The motto handed down from my parents, my community and church was to treat people the way you wished to be treated, as in the Golden Rule.   The bully stereotype has always been some big ugly cuss who wants to pick on weaklings and kick sand in their face. So flipping this adage on its head, I guess a bully wants to be bullied.

In our contemporary world, unfortunately, it’s much more subtle than that.   We are exposed to constant bullying via the media particularly Fox News and its many hatemongers as well as the billionaire corporate architects behind the Tea Party.  You know, Karl Rove, the Koch Brothers, Grover Norquist, Dick Army, et al.  Ever since Obama came in office, the public has been bullied to, in most cases, vote against our self-interest by putting the Republicans back in power who were majorly responsible for creating the mess we’re in—yes w/ help from some of the Democrats.  After all, Big Money trumps all.

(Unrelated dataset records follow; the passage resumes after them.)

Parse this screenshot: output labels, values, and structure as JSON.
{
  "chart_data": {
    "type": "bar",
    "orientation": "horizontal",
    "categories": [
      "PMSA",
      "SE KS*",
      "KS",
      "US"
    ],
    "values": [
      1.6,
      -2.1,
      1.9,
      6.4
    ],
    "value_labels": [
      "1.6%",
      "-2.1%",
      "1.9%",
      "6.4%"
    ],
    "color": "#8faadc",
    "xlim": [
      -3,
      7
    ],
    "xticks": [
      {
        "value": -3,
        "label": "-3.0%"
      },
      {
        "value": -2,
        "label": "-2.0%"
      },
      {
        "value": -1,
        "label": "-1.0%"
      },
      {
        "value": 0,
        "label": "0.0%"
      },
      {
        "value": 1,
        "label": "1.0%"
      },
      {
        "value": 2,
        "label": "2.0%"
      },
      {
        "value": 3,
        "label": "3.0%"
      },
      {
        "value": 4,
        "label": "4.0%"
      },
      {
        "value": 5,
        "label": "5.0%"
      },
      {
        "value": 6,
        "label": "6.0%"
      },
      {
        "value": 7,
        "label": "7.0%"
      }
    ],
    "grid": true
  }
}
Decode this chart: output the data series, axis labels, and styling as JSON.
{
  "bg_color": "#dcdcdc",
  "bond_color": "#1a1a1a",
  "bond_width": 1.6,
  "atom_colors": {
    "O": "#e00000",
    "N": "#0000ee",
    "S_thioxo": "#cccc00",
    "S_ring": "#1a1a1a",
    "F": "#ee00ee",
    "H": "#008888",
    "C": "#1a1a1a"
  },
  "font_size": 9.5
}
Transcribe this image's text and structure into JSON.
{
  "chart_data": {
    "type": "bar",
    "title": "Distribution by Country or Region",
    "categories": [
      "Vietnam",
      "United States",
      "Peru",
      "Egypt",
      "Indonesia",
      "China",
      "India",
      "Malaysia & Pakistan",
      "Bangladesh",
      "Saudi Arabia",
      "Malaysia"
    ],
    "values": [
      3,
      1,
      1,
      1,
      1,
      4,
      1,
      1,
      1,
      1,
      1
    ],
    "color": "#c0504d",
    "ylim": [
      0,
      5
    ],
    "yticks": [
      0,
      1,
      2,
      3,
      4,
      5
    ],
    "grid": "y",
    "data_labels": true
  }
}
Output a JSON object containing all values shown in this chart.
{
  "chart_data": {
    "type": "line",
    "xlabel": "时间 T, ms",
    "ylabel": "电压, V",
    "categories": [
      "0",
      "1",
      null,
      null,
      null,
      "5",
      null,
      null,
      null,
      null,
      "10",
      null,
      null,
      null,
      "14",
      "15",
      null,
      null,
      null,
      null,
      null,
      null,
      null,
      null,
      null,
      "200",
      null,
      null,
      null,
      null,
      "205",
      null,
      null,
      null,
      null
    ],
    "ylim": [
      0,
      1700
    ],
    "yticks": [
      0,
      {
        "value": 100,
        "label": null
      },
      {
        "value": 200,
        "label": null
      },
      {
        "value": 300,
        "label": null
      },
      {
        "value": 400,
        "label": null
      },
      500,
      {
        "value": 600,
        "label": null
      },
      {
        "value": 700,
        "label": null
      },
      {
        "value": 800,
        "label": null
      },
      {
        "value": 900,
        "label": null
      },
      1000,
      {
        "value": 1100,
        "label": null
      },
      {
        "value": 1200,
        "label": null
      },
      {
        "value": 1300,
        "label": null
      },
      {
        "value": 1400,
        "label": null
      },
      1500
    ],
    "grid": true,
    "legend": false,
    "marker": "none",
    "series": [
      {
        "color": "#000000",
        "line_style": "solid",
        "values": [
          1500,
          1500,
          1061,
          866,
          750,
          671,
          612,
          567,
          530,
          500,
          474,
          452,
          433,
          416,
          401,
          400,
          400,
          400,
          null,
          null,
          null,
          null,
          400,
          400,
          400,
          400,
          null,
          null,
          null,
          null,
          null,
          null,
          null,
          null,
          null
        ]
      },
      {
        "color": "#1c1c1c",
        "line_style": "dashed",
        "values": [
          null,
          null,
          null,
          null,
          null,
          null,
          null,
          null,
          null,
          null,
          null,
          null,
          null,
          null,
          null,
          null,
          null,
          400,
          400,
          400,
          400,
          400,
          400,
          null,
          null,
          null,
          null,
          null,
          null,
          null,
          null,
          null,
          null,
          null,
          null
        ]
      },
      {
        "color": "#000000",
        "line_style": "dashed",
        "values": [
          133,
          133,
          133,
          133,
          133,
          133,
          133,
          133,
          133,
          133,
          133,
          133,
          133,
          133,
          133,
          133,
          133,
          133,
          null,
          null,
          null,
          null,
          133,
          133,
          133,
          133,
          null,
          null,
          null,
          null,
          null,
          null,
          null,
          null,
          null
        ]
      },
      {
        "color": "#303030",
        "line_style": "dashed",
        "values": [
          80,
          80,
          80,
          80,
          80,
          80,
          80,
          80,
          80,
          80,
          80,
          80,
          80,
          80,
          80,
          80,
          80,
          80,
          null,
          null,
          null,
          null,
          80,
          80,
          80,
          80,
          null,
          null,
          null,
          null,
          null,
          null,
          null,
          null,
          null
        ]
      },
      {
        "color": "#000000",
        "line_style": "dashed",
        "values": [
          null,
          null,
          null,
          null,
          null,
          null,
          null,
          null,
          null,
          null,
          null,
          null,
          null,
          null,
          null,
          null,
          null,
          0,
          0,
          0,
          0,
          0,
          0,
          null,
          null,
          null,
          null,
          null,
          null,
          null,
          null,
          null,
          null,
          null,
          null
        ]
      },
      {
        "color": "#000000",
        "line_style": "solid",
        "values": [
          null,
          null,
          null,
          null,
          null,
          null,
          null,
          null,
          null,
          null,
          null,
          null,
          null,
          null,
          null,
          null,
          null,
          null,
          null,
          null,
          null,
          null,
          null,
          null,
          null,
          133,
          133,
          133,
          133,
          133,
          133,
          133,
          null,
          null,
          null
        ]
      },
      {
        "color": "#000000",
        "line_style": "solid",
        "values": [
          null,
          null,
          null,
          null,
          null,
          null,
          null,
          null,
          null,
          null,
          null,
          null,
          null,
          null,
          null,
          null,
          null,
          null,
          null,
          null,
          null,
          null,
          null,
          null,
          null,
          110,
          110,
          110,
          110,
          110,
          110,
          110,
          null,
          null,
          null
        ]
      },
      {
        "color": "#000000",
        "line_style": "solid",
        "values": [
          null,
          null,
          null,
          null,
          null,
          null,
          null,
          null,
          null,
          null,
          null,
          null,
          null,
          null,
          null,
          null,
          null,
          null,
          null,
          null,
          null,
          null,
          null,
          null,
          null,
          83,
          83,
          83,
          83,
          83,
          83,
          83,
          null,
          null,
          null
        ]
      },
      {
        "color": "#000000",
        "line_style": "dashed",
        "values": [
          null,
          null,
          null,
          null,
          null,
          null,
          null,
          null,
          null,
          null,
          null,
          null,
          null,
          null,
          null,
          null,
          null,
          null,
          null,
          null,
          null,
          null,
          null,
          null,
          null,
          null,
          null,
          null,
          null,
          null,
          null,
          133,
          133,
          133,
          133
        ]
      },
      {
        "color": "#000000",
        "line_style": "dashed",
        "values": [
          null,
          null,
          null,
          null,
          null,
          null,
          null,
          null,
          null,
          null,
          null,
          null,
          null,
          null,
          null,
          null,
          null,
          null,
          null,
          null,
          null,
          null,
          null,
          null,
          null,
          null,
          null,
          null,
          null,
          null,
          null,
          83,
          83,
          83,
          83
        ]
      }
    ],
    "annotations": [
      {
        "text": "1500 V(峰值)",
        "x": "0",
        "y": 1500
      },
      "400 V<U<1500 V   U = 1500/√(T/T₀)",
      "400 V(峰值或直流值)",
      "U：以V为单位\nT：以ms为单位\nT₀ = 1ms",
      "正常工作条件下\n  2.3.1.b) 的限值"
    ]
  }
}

Enough of the big picture though.  I’m more annoyed by the small ‘p’ politics:  pettiness, envy, negativity, the small-mindedness which now thrive in the horrible big ‘p’ political atmosphere.  This  atmosphere germinates Bullies, because they always pick on those they perceive as having less status then themselves. Why?  Because the bully wouldn’t want to take the chance to lose their job, a valuable connection or a valued friend by taking on someone perceived to be above them. In the  classic TV show Seinfeld, it used to be called a “George moment”:  Someone socially eviserates you in a compromising situation. First, you barely realize it till later that you’ve been dissed bigtime, and second, don’t have the momentary sharp wit to respond accordingly and extract yourself gracefully. 

So to nip in the bud this widespread, ugly, practice and even the score w/ your abuser I’ve come up with a response I call “holding the mirror up.”   When my instinct kicks in to let me know I’ve been/am being disrespected, I release myself from the Golden Rule and let my angry freak flag fly though I try to keep my composure when doing this for max effectiveness.  My very diplomatic Dad used to call it “the needle”—to pop the bubble of pompous self-importance. 

The reason I’m so in tune w/ bullying is because of my PTSD that was provoked by the bullying of the federal gov’t that drafted my ass during the Vietnam War and subsequently screwed w/ my life and  reputation.  So I have a hair trigger when it comes to knowing when I’ve been put down.  Unfortunately it’s hard to practice holding up the mirror everytime because often you can be in an  aforementioned compromised and delicate position w/ potential  negative consequences attached.   So you have to go home and lick  your wounds and figure things out and reclaim your self-worth.